On September 21, 2009, the Financial Industry Regulatory Authority (FINRA) posted Regulatory Notice 09-55 requesting comments by November 20, 2009 on proposed new rules governing member communications with the public. The new rules would replace current NASD Rules 2210 and 2211, the Interpretive Materials that follow NASD Rule 2210, and portions of Incorporated NYSE Rule 472. Although the proposal is based on FINRA’s existing rules, it would replace the existing six categories of communication with three new communications categories and revises certain approval, filing and content requirements. Elements of the proposal are highlighted below.

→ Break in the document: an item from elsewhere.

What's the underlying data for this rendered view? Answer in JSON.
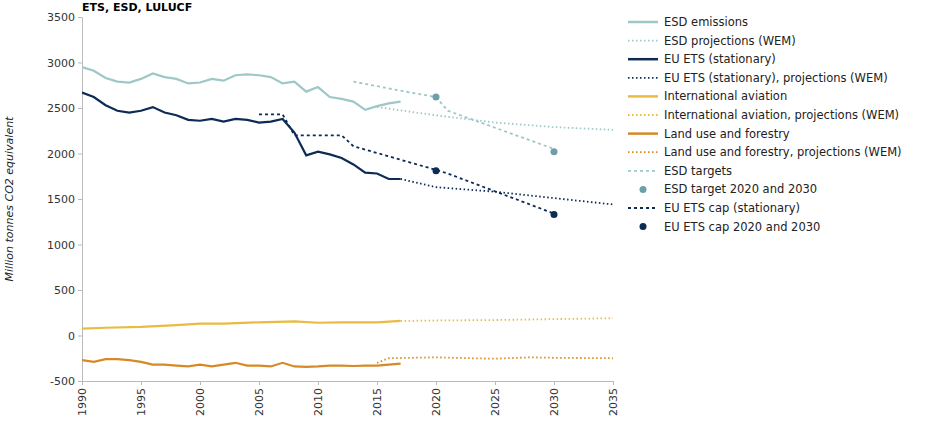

Currently NASD Rule 2210 divides communication into six separate categories: (i) advertisement, (ii) sales literature, (iii) correspondence, (iv) institutional sales material, (v) independently prepared reprint, and (vi) public appearance. FINRA is proposing to consolidate those six categories into the following three: (i) institutional communication, which would include communications that fall under the current definition of “institutional sales material,” (ii) retail communication, which would include any written communication that is distributed or made available to more than 25 retail investors, and (iii) correspondence. Communications that currently qualify as advertisements and sales literature generally would fall in the proposed retail communication.
Principal Approval. The proposed rule changes would require an appropriately qualified registered principal of the firm to approve each retail communication before the earlier of its use or filing with FINRA. This proposal eliminates the requirement in NYSE Rule 472 that a “qualified person” approve in advance each advertisement, sales literature or other similar type of communication by an NYSE member firm. The proposed rule generally maintains the supervision and review standards for correspondence currently found in NASD Rules 2210 and 3010(d).
Filing Requirements for New Firms. FINRA rules currently require a firm that has previously not filed advertisements with FINRA or another self-regulatory organization to file its initial advertisement with FINRA at least 10 business days prior to use, and continue the practice for one year after the initial filing. The proposed rule alters the filing requirement in two respects. First, the requirement to file would cover all retail communications, rather than just advertisements. Second, the proposal triggers the one‑year filing requirement beginning on the effective date a firm becomes registered with FINRA, rather than on the date an advertisement is first filed with FINRA.
Pre-Use Filing Requirement. The proposal would expand the current pre-use filing requirements so that communications concerning any registered investment company that includes self-created rankings, and retail communications that include bond mutual fund volatility ratings would have to be filed with FINRA at least 10 business days prior to first use and withheld from use until changes specified by FINRA staff have been made. The proposal would expand the filing requirements for materials relating to closed-end investment companies to include retail communications distributed after the fund’s initial public offering.
The proposal largely incorporates the current content standards applicable to communication with the public that are found in the current rules. For example, content standards that currently apply to advertisements and sales literature generally would apply to retail communications under the proposal. Some of the proposed modifications are as follows:
New Language on Application of Tax-Deferred vs. Taxable Illustrations. The proposal adds requirements based largely on existing FINRA guidance concerning comparative illustrations of tax‑deferred versus taxable compounding, which would apply to any illustration, regardless of whether it appears in a communication promoting variable insurance products or some other communication, such as one discussing the benefits of investing in a 401(k) plan or individual retirement account. FINRA previously published this proposed rule language as part of a proposed rule change governing communications regarding variable insurance products in Regulatory Notice 08-39 (as discussed in the August 5, 2008 Alert).
Mutual Fund Performance Data. The current rule requires communications with the public, other than institutional sales material and correspondence, that present the performance of a non‑money market mutual fund to disclose the fund’s maximum sales charge and operating expense ratio as set forth in the fund’s current prospectus fee table. The proposal alters this standard by requiring disclosure of the maximum sales charge and total operating expense ratio reflected in the fund’s prospectus or annual report, whichever is more current as of the date the communication is submitted for publication.Communications that Contain a Recommendation. The proposal revises the standards currently found in existing FINRA guidance for communications that contain a recommendation in part by extending those standards beyond just advertising and literature to retail communications, correspondence and public appearances. The proposal also extends the “fair and balanced” disclosure requirements to associated persons who recommend securities in public appearances. The current rule only applies to research analysts making public appearances.